After taking gold at the 2016 Rio Games, Maroulis briefly retired in 2019 during a two-year stretch in which she dealt with concussions and post-traumatic stress disorder. The film focuses on that period and her successful bid to return and qualify for the Tokyo Games, where she took bronze.

In a poignant moment in the film, Maroulis described her “rock bottom” — being hospitalized for suicidal ideations.

In an interview, Maroulis said she was first approached about the project in 2018, the same year she had her first life-changing concussion that January. A wrestling partner’s mother was connected to director Dylan Mulick.

Maroulis agreed to the film in part to help spread mental health awareness in sports. Later, she cried while watching the 2020 HBO film, “The Weight of Gold,” on the mental health challenges that other Olympians faced, because it resonated with her so much.

“When you’re going through something, it sometimes gives you an anchor of hope to know that someone’s been through it before, and they’ve overcome it,” she said.

Maroulis’ comeback story hit a crossroads at the Olympic trials in April 2021, where the winner of a best-of-three finals series in each weight class made Team USA.

Maroulis won the opening match against Jenna Burkert, but then lost the second match. Statistically, a wrestler who loses the second match in a best-of-three series usually loses the third. But Maroulis pinned Burkert just 22 seconds into the rubber match to clinch the Olympic spot.
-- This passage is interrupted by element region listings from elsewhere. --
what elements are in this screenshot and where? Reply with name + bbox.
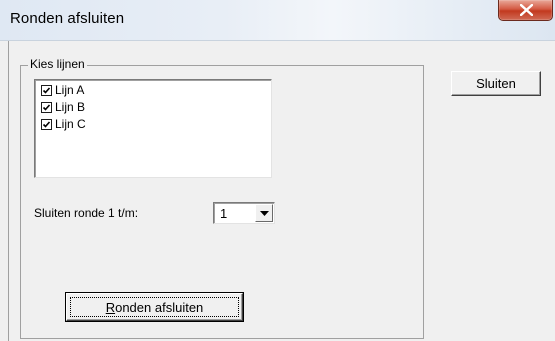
round-select-combobox[interactable]: 1 — [213, 202, 275, 224]
close-icon — [520, 4, 533, 16]
title-bar: Ronden afsluiten — [0, 0, 555, 41]
checkbox-lijn-c[interactable] — [41, 118, 52, 130]
checkbox-lijn-a[interactable] — [41, 84, 52, 96]
list-item-label: Lijn B — [55, 100, 86, 114]
list-item-lijn-b[interactable]: Lijn B — [41, 100, 85, 114]
finish-rounds-button[interactable]: Ronden afsluiten — [65, 292, 244, 322]
window-title: Ronden afsluiten — [10, 10, 125, 27]
checkbox-lijn-b[interactable] — [41, 101, 52, 113]
checkmark-icon — [42, 86, 51, 94]
close-button[interactable]: Sluiten — [451, 71, 541, 96]
list-item-lijn-a[interactable]: Lijn A — [41, 83, 84, 97]
finish-rounds-label: Ronden afsluiten — [106, 300, 204, 315]
round-select-value: 1 — [220, 206, 228, 221]
checkmark-icon — [42, 120, 51, 128]
window-close-button[interactable] — [498, 0, 553, 21]
chevron-down-icon — [260, 211, 269, 216]
list-item-lijn-c[interactable]: Lijn C — [41, 117, 86, 131]
list-item-label: Lijn A — [55, 83, 85, 97]
dropdown-button[interactable] — [255, 204, 273, 222]
list-item-label: Lijn C — [55, 117, 86, 131]
lines-listbox[interactable]: Lijn A Lijn B Lijn C — [34, 79, 272, 178]
groupbox-label: Kies lijnen — [28, 57, 87, 71]
label-rest: onden afsluiten — [115, 299, 204, 315]
checkmark-icon — [42, 103, 51, 111]
mnemonic-letter: R — [105, 299, 116, 315]
round-select-label: Sluiten ronde 1 t/m: — [34, 206, 139, 220]
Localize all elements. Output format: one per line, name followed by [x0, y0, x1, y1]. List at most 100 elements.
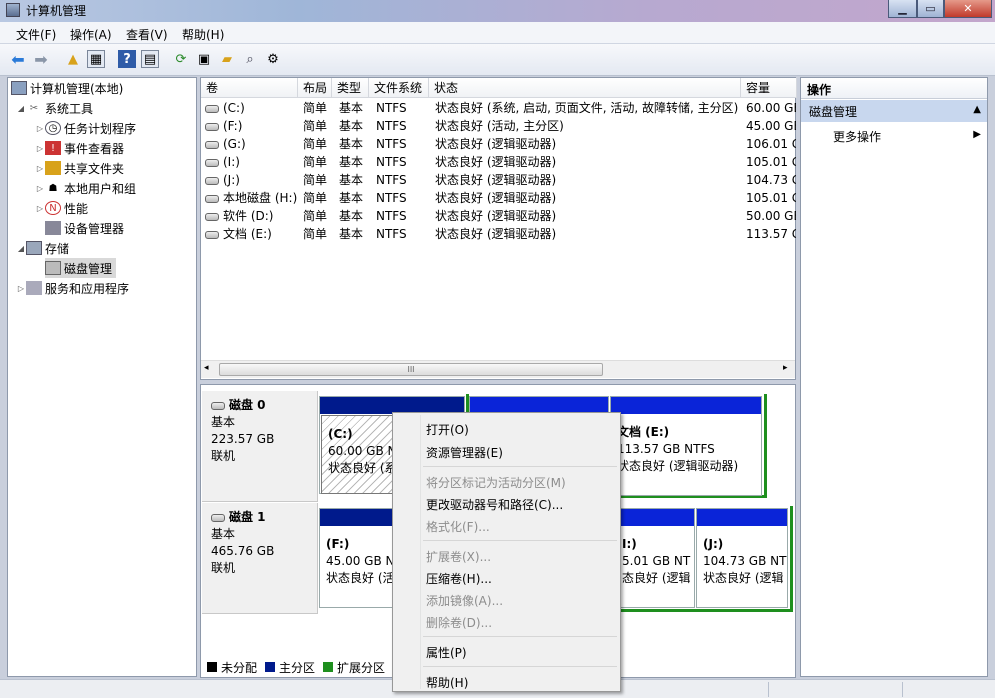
more-actions[interactable]: 更多操作 ▶ [801, 125, 987, 145]
tree-item-task-scheduler[interactable]: ▷ ◷ 任务计划程序 [35, 118, 136, 138]
menu-item-properties[interactable]: 属性(P) [426, 644, 467, 661]
collapsed-triangle-icon[interactable]: ▷ [35, 124, 45, 133]
table-cell[interactable]: 简单 [303, 225, 335, 243]
table-cell[interactable]: 状态良好 (逻辑驱动器) [435, 225, 741, 243]
disk-0-label[interactable]: 磁盘 0 基本 223.57 GB 联机 [202, 391, 318, 502]
table-cell[interactable]: (F:) [205, 117, 297, 135]
collapsed-triangle-icon[interactable]: ▷ [16, 284, 26, 293]
help-icon[interactable]: ? [118, 50, 136, 68]
column-header-capacity[interactable]: 容量 [741, 78, 797, 98]
disk-settings-icon[interactable]: ⚙ [264, 50, 282, 68]
menu-item-open[interactable]: 打开(O) [426, 421, 469, 438]
show-hide-tree-icon[interactable]: ▦ [87, 50, 105, 68]
table-cell[interactable]: 基本 [339, 135, 373, 153]
open-folder-icon[interactable]: ▰ [218, 50, 236, 68]
table-cell[interactable]: 简单 [303, 135, 335, 153]
scroll-thumb[interactable]: III [219, 363, 603, 376]
collapsed-triangle-icon[interactable]: ▷ [35, 164, 45, 173]
collapsed-triangle-icon[interactable]: ▷ [35, 204, 45, 213]
table-cell[interactable]: 基本 [339, 189, 373, 207]
back-arrow-icon[interactable]: ⬅ [9, 50, 27, 69]
table-cell[interactable]: NTFS [376, 189, 432, 207]
table-cell[interactable]: 简单 [303, 207, 335, 225]
table-cell[interactable]: 简单 [303, 99, 335, 117]
table-cell[interactable]: 105.01 G [746, 189, 796, 207]
table-cell[interactable]: 状态良好 (逻辑驱动器) [435, 189, 741, 207]
partition-i[interactable]: I:) 5.01 GB NT 态良好 (逻辑 [619, 508, 695, 608]
table-cell[interactable]: 状态良好 (逻辑驱动器) [435, 207, 741, 225]
menu-help[interactable]: 帮助(H) [182, 26, 224, 43]
table-cell[interactable]: (G:) [205, 135, 297, 153]
maximize-button[interactable]: ▭ [917, 0, 944, 18]
horizontal-scrollbar[interactable]: ◂ III ▸ [201, 360, 795, 378]
collapsed-triangle-icon[interactable]: ▷ [35, 184, 45, 193]
table-cell[interactable]: 简单 [303, 153, 335, 171]
menu-file[interactable]: 文件(F) [16, 26, 56, 43]
table-cell[interactable]: 基本 [339, 171, 373, 189]
tree-item-device-manager[interactable]: 设备管理器 [45, 218, 124, 238]
forward-arrow-icon[interactable]: ➡ [32, 50, 50, 69]
partition-e[interactable]: 文档 (E:) 113.57 GB NTFS 状态良好 (逻辑驱动器) [610, 396, 762, 496]
actions-section-disk-management[interactable]: 磁盘管理 ▲ [801, 100, 987, 122]
tree-item-storage[interactable]: ◢ 存储 [16, 238, 69, 258]
table-cell[interactable]: 简单 [303, 171, 335, 189]
menu-item-explorer[interactable]: 资源管理器(E) [426, 444, 503, 461]
scroll-left-arrow-icon[interactable]: ◂ [204, 363, 209, 373]
table-cell[interactable]: (C:) [205, 99, 297, 117]
collapse-triangle-icon[interactable]: ▲ [973, 104, 981, 115]
disk-1-label[interactable]: 磁盘 1 基本 465.76 GB 联机 [202, 503, 318, 614]
table-cell[interactable]: 软件 (D:) [205, 207, 297, 225]
column-header-layout[interactable]: 布局 [298, 78, 332, 98]
tree-item-system-tools[interactable]: ◢ ✂ 系统工具 [16, 98, 93, 118]
table-cell[interactable]: 45.00 GB [746, 117, 796, 135]
search-icon[interactable]: ⌕ [241, 50, 259, 68]
table-cell[interactable]: 状态良好 (逻辑驱动器) [435, 171, 741, 189]
scroll-right-arrow-icon[interactable]: ▸ [783, 363, 788, 373]
table-cell[interactable]: 基本 [339, 207, 373, 225]
table-cell[interactable]: 简单 [303, 117, 335, 135]
menu-action[interactable]: 操作(A) [70, 26, 112, 43]
table-cell[interactable]: NTFS [376, 135, 432, 153]
table-cell[interactable]: 60.00 GB [746, 99, 796, 117]
table-cell[interactable]: 状态良好 (逻辑驱动器) [435, 153, 741, 171]
menu-item-shrink-volume[interactable]: 压缩卷(H)... [426, 570, 492, 587]
menu-item-help[interactable]: 帮助(H) [426, 674, 468, 691]
expanded-triangle-icon[interactable]: ◢ [16, 244, 26, 253]
table-cell[interactable]: NTFS [376, 207, 432, 225]
menu-item-change-drive-letter[interactable]: 更改驱动器号和路径(C)... [426, 496, 563, 513]
close-button[interactable]: ✕ [944, 0, 992, 18]
table-cell[interactable]: 50.00 GB [746, 207, 796, 225]
refresh-icon[interactable]: ⟳ [172, 50, 190, 68]
menu-view[interactable]: 查看(V) [126, 26, 168, 43]
partition-j[interactable]: (J:) 104.73 GB NT 状态良好 (逻辑 [696, 508, 788, 608]
expanded-triangle-icon[interactable]: ◢ [16, 104, 26, 113]
tree-item-shared-folders[interactable]: ▷ 共享文件夹 [35, 158, 124, 178]
tree-item-performance[interactable]: ▷ N 性能 [35, 198, 88, 218]
table-cell[interactable]: NTFS [376, 99, 432, 117]
table-cell[interactable]: 状态良好 (活动, 主分区) [435, 117, 741, 135]
properties-icon[interactable]: ▣ [195, 50, 213, 68]
table-cell[interactable]: 基本 [339, 153, 373, 171]
table-cell[interactable]: 基本 [339, 117, 373, 135]
console-tree-icon[interactable]: ▤ [141, 50, 159, 68]
table-cell[interactable]: 本地磁盘 (H:) [205, 189, 297, 207]
table-cell[interactable]: 104.73 G [746, 171, 796, 189]
table-cell[interactable]: 状态良好 (逻辑驱动器) [435, 135, 741, 153]
table-cell[interactable]: 基本 [339, 99, 373, 117]
table-cell[interactable]: (J:) [205, 171, 297, 189]
table-cell[interactable]: (I:) [205, 153, 297, 171]
table-cell[interactable]: NTFS [376, 153, 432, 171]
table-cell[interactable]: 状态良好 (系统, 启动, 页面文件, 活动, 故障转储, 主分区) [435, 99, 741, 117]
tree-item-disk-management[interactable]: 磁盘管理 [45, 258, 117, 278]
table-cell[interactable]: NTFS [376, 171, 432, 189]
table-cell[interactable]: 105.01 G [746, 153, 796, 171]
table-cell[interactable]: 基本 [339, 225, 373, 243]
column-header-type[interactable]: 类型 [332, 78, 369, 98]
collapsed-triangle-icon[interactable]: ▷ [35, 144, 45, 153]
table-cell[interactable]: NTFS [376, 117, 432, 135]
tree-item-event-viewer[interactable]: ▷ ! 事件查看器 [35, 138, 124, 158]
minimize-button[interactable]: ▁ [888, 0, 917, 18]
tree-item-services-apps[interactable]: ▷ 服务和应用程序 [16, 278, 129, 298]
table-cell[interactable]: NTFS [376, 225, 432, 243]
tree-item-computer-management[interactable]: 计算机管理(本地) [11, 78, 123, 98]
Shen then revealed that she tore an MCL two weeks earlier.

“They told me I would have to be in a brace for six weeks,” she said then. “I said, ‘I don’t have that. I have two and a half.’”

Maroulis said she later asked the director what would have happened if she didn’t make the team for Tokyo. She was told the film still have been done.
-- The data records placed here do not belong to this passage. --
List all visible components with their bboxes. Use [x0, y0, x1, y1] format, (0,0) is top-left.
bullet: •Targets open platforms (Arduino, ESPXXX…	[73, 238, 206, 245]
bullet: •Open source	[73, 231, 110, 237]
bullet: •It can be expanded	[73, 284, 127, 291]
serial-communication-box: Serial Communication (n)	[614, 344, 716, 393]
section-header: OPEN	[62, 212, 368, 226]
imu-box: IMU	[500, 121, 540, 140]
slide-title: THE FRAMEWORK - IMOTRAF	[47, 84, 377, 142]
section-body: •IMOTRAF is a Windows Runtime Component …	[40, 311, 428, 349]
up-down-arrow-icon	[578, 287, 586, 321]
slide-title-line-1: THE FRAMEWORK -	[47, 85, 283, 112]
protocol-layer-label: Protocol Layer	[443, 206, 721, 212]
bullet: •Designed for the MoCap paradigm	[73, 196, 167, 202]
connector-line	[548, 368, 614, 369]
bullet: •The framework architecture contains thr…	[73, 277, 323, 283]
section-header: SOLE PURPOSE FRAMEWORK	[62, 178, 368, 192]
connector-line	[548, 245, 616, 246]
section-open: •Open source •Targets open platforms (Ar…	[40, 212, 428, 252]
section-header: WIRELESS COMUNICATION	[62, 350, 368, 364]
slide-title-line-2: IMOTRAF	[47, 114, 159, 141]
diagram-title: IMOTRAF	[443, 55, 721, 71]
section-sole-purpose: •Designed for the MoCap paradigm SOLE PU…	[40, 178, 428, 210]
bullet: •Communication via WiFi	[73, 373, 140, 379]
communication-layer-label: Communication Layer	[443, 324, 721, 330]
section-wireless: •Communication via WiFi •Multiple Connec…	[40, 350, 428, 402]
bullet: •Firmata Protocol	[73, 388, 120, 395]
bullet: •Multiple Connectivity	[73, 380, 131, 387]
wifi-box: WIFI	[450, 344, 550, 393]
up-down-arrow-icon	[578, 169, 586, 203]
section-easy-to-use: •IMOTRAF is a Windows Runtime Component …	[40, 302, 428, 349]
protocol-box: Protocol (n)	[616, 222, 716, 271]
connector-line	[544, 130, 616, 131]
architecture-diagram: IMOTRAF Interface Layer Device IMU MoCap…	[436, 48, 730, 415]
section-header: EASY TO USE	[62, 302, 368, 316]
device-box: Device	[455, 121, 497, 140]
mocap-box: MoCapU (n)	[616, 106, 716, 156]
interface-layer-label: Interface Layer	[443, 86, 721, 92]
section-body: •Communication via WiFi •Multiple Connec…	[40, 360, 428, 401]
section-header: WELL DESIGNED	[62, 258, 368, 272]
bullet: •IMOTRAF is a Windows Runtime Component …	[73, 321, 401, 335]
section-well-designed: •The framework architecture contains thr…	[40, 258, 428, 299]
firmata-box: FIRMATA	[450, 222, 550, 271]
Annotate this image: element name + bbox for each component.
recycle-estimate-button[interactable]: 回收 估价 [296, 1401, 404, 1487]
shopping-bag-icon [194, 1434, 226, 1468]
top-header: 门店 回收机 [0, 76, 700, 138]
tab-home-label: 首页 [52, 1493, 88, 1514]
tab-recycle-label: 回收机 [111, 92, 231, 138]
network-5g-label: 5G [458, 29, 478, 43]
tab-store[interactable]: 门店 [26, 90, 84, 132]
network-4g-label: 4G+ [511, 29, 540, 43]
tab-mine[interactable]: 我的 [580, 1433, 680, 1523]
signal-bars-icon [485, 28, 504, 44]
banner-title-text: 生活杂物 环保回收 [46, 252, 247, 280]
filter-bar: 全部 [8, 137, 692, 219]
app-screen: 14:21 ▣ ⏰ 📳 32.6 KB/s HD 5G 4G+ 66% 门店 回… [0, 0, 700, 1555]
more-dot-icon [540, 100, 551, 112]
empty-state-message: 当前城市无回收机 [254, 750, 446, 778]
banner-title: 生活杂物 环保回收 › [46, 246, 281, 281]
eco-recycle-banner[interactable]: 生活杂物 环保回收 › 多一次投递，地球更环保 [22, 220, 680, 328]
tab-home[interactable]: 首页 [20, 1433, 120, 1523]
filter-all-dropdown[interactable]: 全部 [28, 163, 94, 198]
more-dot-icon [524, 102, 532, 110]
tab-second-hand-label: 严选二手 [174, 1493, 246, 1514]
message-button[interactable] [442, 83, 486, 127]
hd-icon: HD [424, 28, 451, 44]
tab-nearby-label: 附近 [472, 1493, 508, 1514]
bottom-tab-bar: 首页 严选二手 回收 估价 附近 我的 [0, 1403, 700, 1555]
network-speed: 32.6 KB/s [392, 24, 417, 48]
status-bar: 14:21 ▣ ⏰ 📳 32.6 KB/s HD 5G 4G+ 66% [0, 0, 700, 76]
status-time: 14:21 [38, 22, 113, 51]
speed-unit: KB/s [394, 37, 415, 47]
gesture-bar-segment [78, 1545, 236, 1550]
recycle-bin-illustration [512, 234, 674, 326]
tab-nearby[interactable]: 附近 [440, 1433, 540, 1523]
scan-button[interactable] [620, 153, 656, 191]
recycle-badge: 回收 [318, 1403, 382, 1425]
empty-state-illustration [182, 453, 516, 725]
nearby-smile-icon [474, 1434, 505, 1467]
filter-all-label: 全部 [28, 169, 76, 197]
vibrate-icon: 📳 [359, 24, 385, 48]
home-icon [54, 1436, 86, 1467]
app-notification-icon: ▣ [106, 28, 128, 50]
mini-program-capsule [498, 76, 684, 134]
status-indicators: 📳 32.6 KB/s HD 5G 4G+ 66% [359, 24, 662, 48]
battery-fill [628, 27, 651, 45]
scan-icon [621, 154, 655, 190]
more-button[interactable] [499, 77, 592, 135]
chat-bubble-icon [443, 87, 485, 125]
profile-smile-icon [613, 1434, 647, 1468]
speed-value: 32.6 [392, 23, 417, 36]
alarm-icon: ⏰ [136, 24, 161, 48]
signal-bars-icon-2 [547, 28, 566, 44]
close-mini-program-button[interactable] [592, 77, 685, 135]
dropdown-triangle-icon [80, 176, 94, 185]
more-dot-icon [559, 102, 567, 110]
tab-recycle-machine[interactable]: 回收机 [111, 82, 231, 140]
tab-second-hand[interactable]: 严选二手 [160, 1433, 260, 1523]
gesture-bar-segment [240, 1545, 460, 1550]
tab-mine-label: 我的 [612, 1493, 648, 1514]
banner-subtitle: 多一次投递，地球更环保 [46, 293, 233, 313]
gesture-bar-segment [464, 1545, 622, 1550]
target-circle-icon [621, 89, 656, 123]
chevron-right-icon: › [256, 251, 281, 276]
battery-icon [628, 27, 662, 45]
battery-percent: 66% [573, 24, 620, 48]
“He had mentioned this isn’t about a sports story or sports comeback story,” Maroulis said. “This is about a human story. And we’re using wrestling as the vehicle to tell this story of overcoming and healing and rediscovering oneself.”
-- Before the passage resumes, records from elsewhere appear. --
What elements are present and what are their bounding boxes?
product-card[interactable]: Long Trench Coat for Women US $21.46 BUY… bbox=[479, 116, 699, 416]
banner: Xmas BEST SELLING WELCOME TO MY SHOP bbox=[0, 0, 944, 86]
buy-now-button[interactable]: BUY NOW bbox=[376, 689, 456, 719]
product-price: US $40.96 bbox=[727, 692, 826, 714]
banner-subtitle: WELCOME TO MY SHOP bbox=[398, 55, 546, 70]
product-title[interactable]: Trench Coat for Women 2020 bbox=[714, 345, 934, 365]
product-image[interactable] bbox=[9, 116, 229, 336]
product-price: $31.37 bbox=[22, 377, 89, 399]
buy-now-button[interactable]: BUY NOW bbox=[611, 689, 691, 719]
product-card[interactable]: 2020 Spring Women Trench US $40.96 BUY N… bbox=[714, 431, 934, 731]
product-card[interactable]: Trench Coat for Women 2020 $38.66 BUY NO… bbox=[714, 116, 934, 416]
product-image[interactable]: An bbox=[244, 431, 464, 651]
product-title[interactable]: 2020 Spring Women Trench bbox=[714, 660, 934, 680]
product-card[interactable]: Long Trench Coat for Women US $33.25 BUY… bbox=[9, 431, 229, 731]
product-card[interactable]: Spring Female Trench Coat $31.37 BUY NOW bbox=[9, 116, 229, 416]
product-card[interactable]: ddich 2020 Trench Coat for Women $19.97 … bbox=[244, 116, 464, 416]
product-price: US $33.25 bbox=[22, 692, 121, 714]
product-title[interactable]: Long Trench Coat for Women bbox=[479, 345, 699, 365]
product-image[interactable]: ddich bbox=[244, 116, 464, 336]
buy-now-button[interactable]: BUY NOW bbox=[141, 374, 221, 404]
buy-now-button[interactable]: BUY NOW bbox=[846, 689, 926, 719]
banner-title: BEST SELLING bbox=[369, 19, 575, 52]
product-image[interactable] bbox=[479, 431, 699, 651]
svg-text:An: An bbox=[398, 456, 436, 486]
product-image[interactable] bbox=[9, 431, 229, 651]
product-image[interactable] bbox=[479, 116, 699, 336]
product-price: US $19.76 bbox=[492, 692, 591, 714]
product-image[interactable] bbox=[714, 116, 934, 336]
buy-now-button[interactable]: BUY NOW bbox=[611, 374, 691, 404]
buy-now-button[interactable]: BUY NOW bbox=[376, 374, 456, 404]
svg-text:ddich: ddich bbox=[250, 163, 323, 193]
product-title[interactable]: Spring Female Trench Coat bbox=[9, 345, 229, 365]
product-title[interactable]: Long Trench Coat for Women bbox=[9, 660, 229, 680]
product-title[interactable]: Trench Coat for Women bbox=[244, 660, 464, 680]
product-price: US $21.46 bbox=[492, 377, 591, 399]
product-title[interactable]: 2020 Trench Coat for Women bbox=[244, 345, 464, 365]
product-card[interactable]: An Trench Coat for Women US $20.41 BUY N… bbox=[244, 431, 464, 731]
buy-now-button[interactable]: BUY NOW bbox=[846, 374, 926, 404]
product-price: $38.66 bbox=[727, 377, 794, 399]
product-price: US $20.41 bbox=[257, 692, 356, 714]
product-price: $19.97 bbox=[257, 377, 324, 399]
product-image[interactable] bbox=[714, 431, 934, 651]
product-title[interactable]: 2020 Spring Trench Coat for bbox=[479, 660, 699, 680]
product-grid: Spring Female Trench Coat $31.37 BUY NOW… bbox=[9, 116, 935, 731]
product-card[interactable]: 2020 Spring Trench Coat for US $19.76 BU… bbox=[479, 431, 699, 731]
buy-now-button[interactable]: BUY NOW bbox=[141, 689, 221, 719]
Maroulis said she was told that, during filming, the project was pitched to the production company of actor Chris Pratt, who wrestled in high school in Washington. Pratt signed on as a producer.

“Wrestling has made an impact on his life, and so he wants to support these kinds of stories,” said Maroulis, who appeared at last month’s Santa Barbara Film Festival with Pratt.

Pratt said he knew about Maroulis before learning about the film, which he said “needed a little help to get it over the finish line,” according to a public relations company promoting the film.

The film also highlights the rest of the six-woman U.S. Olympic wrestling team in Tokyo. Four of the six won a medal, including Tamyra Mensah-Stock‘s gold.

“I was excited to be part of, not just (Maroulis’) incredible story, but also helping to further advance wrestling and, in particular, female wrestling,” Pratt said, according to responses provided by the PR company from submitted questions. “To me, the most compelling part of Helen’s story is the example of what life looks like after a person wins a gold medal. The inevitable comedown, the trauma around her injuries, the PTSD, the drive to continue that is what makes her who she is.”

Maroulis, who now trains in Arizona, hopes to qualify for this year’s world championships and next year’s Olympics.

“I try to treat every Games as my last,” she said. “Now I’m leaning toward being done [after 2024], but never say never.”